今月いっぱいで辞めさせていただくことになった習い事の先生から、お食事に招待されました。ありがたくお受けして、次回のレッスン終了後にどこかでランチをすることになりました。
1週間後。レッスンが終わり、さて参りましょうかという段になって、先生がこうおっしゃいました。
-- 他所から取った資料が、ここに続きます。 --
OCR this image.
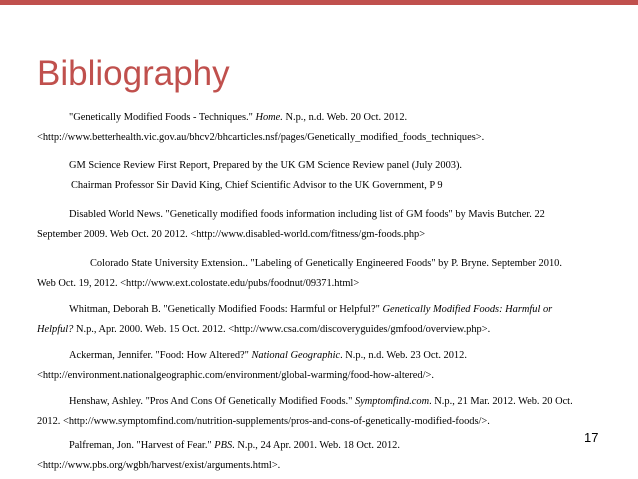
Bibliography

"Genetically Modified Foods - Techniques." Home. N.p., n.d. Web. 20 Oct. 2012.
<http://www.betterhealth.vic.gov.au/bhcv2/bhcarticles.nsf/pages/Genetically_modified_foods_techniques>.

GM Science Review First Report, Prepared by the UK GM Science Review panel (July 2003).
Chairman Professor Sir David King, Chief Scientific Advisor to the UK Government, P 9

Disabled World News. "Genetically modified foods information including list of GM foods" by Mavis Butcher. 22
September 2009. Web Oct. 20 2012. <http://www.disabled-world.com/fitness/gm-foods.php>

Colorado State University Extension.. "Labeling of Genetically Engineered Foods" by P. Bryne. September 2010.
Web Oct. 19, 2012. <http://www.ext.colostate.edu/pubs/foodnut/09371.html>

Whitman, Deborah B. "Genetically Modified Foods: Harmful or Helpful?" Genetically Modified Foods: Harmful or
Helpful? N.p., Apr. 2000. Web. 15 Oct. 2012. <http://www.csa.com/discoveryguides/gmfood/overview.php>.

Ackerman, Jennifer. "Food: How Altered?" National Geographic. N.p., n.d. Web. 23 Oct. 2012.
<http://environment.nationalgeographic.com/environment/global-warming/food-how-altered/>.

Henshaw, Ashley. "Pros And Cons Of Genetically Modified Foods." Symptomfind.com. N.p., 21 Mar. 2012. Web. 20 Oct.
2012. <http://www.symptomfind.com/nutrition-supplements/pros-and-cons-of-genetically-modified-foods/>.

Palfreman, Jon. "Harvest of Fear." PBS. N.p., 24 Apr. 2001. Web. 18 Oct. 2012.
<http://www.pbs.org/wgbh/harvest/exist/arguments.html>.

17
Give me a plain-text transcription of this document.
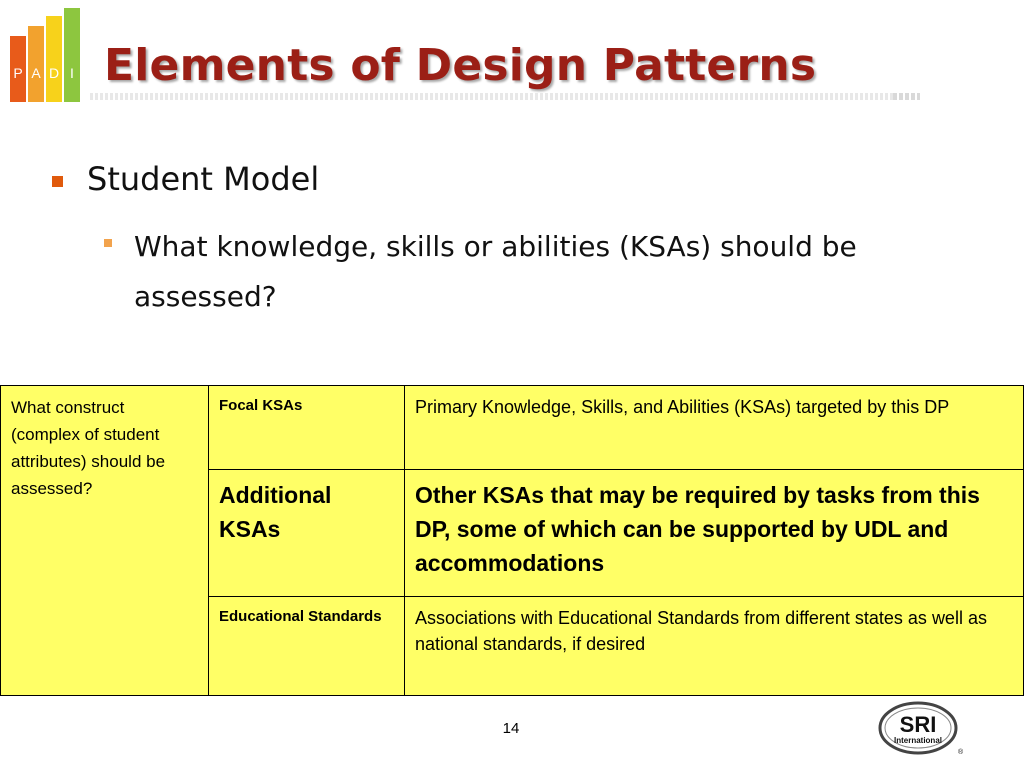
P A D I Elements of Design Patterns
Student Model
What knowledge, skills or abilities (KSAs) should be assessed?
What construct (complex of student attributes) should be assessed?	Focal KSAs	Primary Knowledge, Skills, and Abilities (KSAs) targeted by this DP
	Additional KSAs	Other KSAs that may be required by tasks from this DP, some of which can be supported by UDL and accommodations
	Educational Standards	Associations with Educational Standards from different states as well as national standards, if desired
14	SRI
International
®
「レストランを予約しておきました。異国情緒たっぷりで、いい雰囲気なんですよ。キエフというロシア料理のお店なんですけど、ご存知?」
「ええ」とワタシ。
ええ、ええ、知っていますとも。そこにはとても特別な記憶があるんですもの。
昨年末に「My Holly Story モコの想い出」という題名で書いた記事、後編に出てくるお店こそ、このキエフなのです。
忘れることのできない、聖なる記憶。
時折無償に訪ねてみたくなりつつも、こんなに長い間、ただ通りから眺めるだけにとどまっていたのは何故?助手席の先生とお喋りをしながら、頭の片隅で自問自答してみてもはっきりとした答えは出てきません。
ただ、あの日の不思議な経験をいつまでもたいせつにしていたい。
その店は以前は国道の反対側に建っていました。童話に出てくるこびとの家のような佇まいでした。
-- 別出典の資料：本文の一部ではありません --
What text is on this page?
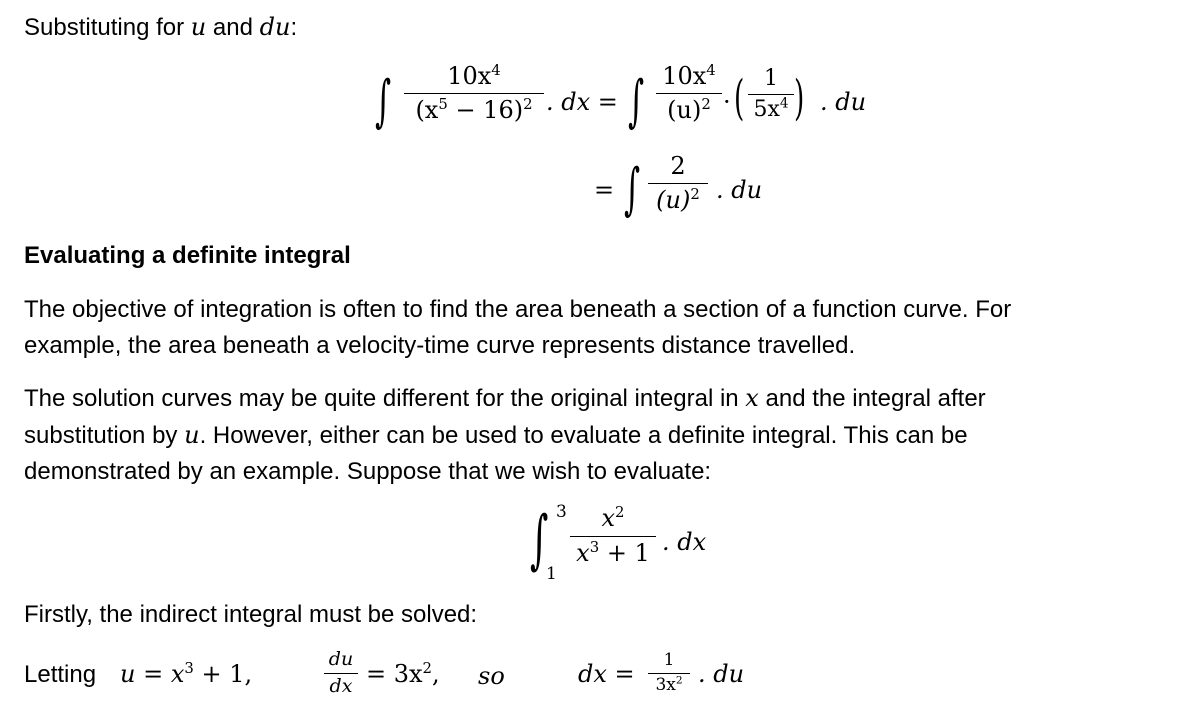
Substituting for u and du:
∫	$10x^4$
$(x^5 - 16)^2$ . dx = ∫ $10x^4$
$(u)^2$ · ( 1
$5x^4$ ) . du
= ∫	2
$(u)^2$ . du
Evaluating a definite integral
The objective of integration is often to find the area beneath a section of a function curve. For
example, the area beneath a velocity-time curve represents distance travelled.
The solution curves may be quite different for the original integral in x and the integral after
substitution by u. However, either can be used to evaluate a definite integral. This can be
demonstrated by an example. Suppose that we wish to evaluate:
∫ 3
1
$x^2$
$x^3 + 1$ . dx
Firstly, the indirect integral must be solved:
Letting $u = x^3 + 1$,
du
dx = $3x^2$, so	dx =	1
$3x^2$ . du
今はもっと堂々とした構えです。まだあまり年月が経っていないので以前よりも風格に欠けますが、あと10年もすればもっと美しくなりそうです。
店内には以前の雰囲気がずっと色濃く残っていました。家具や備品などはたぶんそのまま使っているのでしょう。ビロードのカーテンや重々しい調度品が落ち着いた雰囲気を醸し出しています。テーブルクロスの色の組み合わせなど、なかなか見ないです。行ったことないけど、ロシアっぽい。
女主人がオーダーを取りにきました。そう。この方と話しているときにモコが入ってきたのです。お年を召されてはいますが、すぐにわかりました。
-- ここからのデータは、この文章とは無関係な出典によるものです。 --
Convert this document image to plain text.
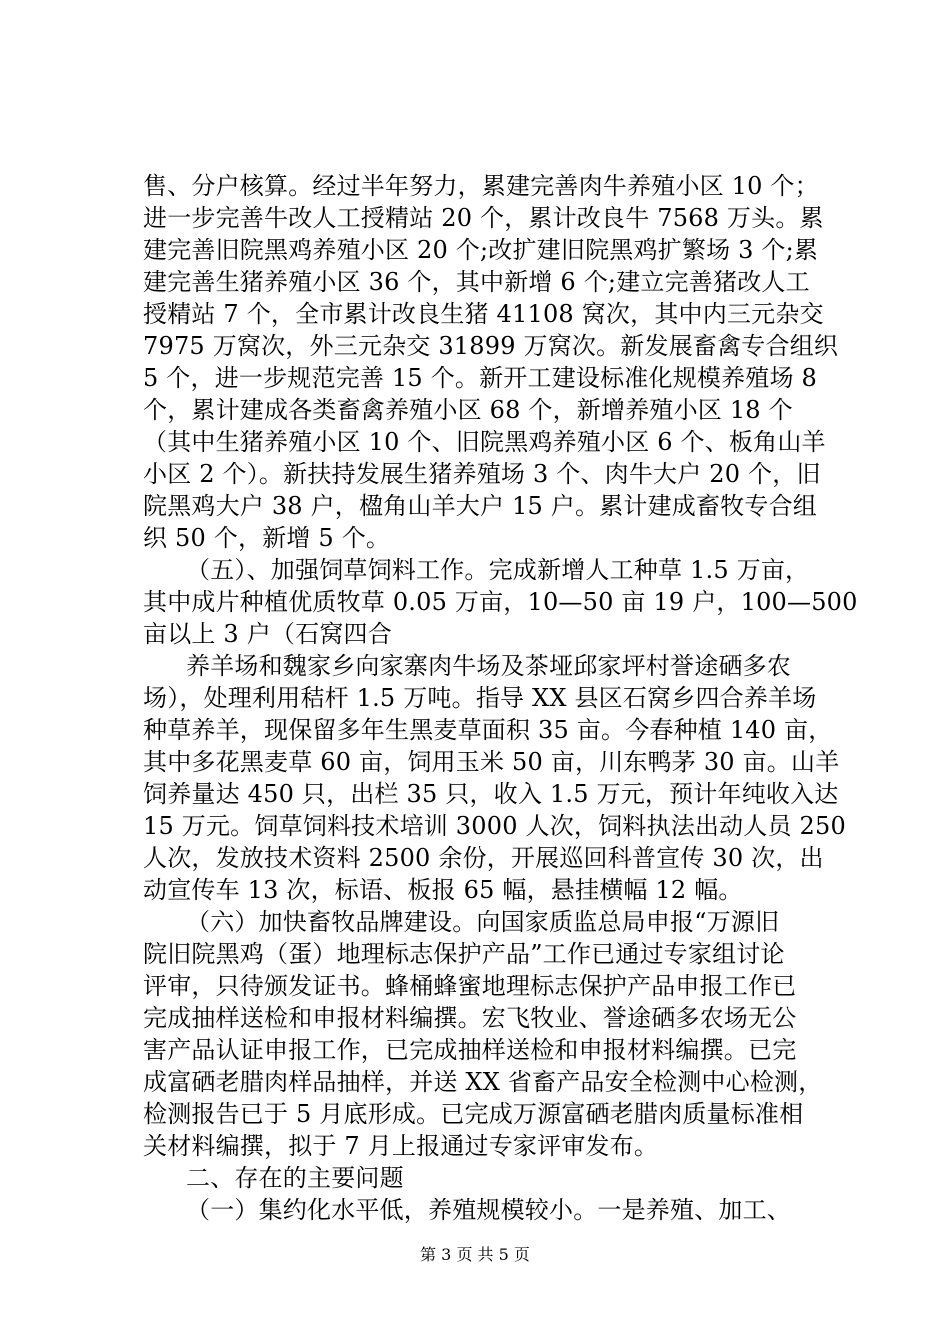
售、分户核算。经过半年努力，累建完善肉牛养殖小区 10 个；
进一步完善牛改人工授精站 20 个，累计改良牛 7568 万头。累
建完善旧院黑鸡养殖小区 20 个;改扩建旧院黑鸡扩繁场 3 个;累
建完善生猪养殖小区 36 个，其中新增 6 个;建立完善猪改人工
授精站 7 个，全市累计改良生猪 41108 窝次，其中内三元杂交
7975 万窝次，外三元杂交 31899 万窝次。新发展畜禽专合组织
5 个，进一步规范完善 15 个。新开工建设标准化规模养殖场 8
个，累计建成各类畜禽养殖小区 68 个，新增养殖小区 18 个
（其中生猪养殖小区 10 个、旧院黑鸡养殖小区 6 个、板角山羊
小区 2 个）。新扶持发展生猪养殖场 3 个、肉牛大户 20 个，旧
院黑鸡大户 38 户，楹角山羊大户 15 户。累计建成畜牧专合组
织 50 个，新增 5 个。
（五）、加强饲草饲料工作。完成新增人工种草 1.5 万亩，
其中成片种植优质牧草 0.05 万亩，10—50 亩 19 户，100—500
亩以上 3 户（石窝四合
养羊场和魏家乡向家寨肉牛场及茶垭邱家坪村誉途硒多农
场），处理利用秸杆 1.5 万吨。指导 XX 县区石窝乡四合养羊场
种草养羊，现保留多年生黑麦草面积 35 亩。今春种植 140 亩，
其中多花黑麦草 60 亩，饲用玉米 50 亩，川东鸭茅 30 亩。山羊
饲养量达 450 只，出栏 35 只，收入 1.5 万元，预计年纯收入达
15 万元。饲草饲料技术培训 3000 人次，饲料执法出动人员 250
人次，发放技术资料 2500 余份，开展巡回科普宣传 30 次，出
动宣传车 13 次，标语、板报 65 幅，悬挂横幅 12 幅。
（六）加快畜牧品牌建设。向国家质监总局申报“万源旧
院旧院黑鸡（蛋）地理标志保护产品”工作已通过专家组讨论
评审，只待颁发证书。蜂桶蜂蜜地理标志保护产品申报工作已
完成抽样送检和申报材料编撰。宏飞牧业、誉途硒多农场无公
害产品认证申报工作，已完成抽样送检和申报材料编撰。已完
成富硒老腊肉样品抽样，并送 XX 省畜产品安全检测中心检测，
检测报告已于 5 月底形成。已完成万源富硒老腊肉质量标准相
关材料编撰，拟于 7 月上报通过专家评审发布。
二、存在的主要问题
（一）集约化水平低，养殖规模较小。一是养殖、加工、
第 3 页 共 5 页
でもこの方にとってワタシは一見の客。昔々お会いしたことがあることも、増してやこちらで飼われていたわんちゃんに特別な想いがある由など、知るはずもありません。心の中だけで「お久しぶりです。その節はお世話になりました」とご挨拶しました。
店も店主も時の流れとともに変化していましたが、お料理の味は変わりませんでした。ボルシチとシャシリクというチキンのスパイス焼きをいただきましたが、口に入れた途端、ああこういう味だったなぁと思いました。
美味しい料理と素敵なムード、そしてゆったりと語らいながら食事を楽しんでお店をあとにする時、一瞬「昔モコちゃんという名のわんちゃんを飼ってらっしゃいましたよね」と聞いてみたい気持ちになりました。
でも、聞いてどうする?
「あら、なぜ知ってらっしゃるの?」と聞かれて、仕事の邪魔にならないように駆け足で説明することになったら嫌だな。そう思って止めました。
20年近く気になりつつも足を向けなかったお店ですが、これからはきっと美味しくて雰囲気の良いレストランとしてたまに行くかもしれません。スパイスの効いた肉料理やパイ包みのスープなど、我が家好みのお味です。他のメニューも気になります。
そしてその時はきっと、モコの笑った顔をまた思い出すのだと思います。
その昔モコと暮らしていた頃のワタシは田舎の中学生でした。遠い遠い未来でモコとロシア料理が結びつくことなど想像もつかなかったことです。召されて何十年も経つのに、どうして人生の所々でぎゅぎゅっと深く思い出したり、接点を感じることがあるんだろう。
もしかしたらワタシとモコには、まだ続きがあるのでしょうか。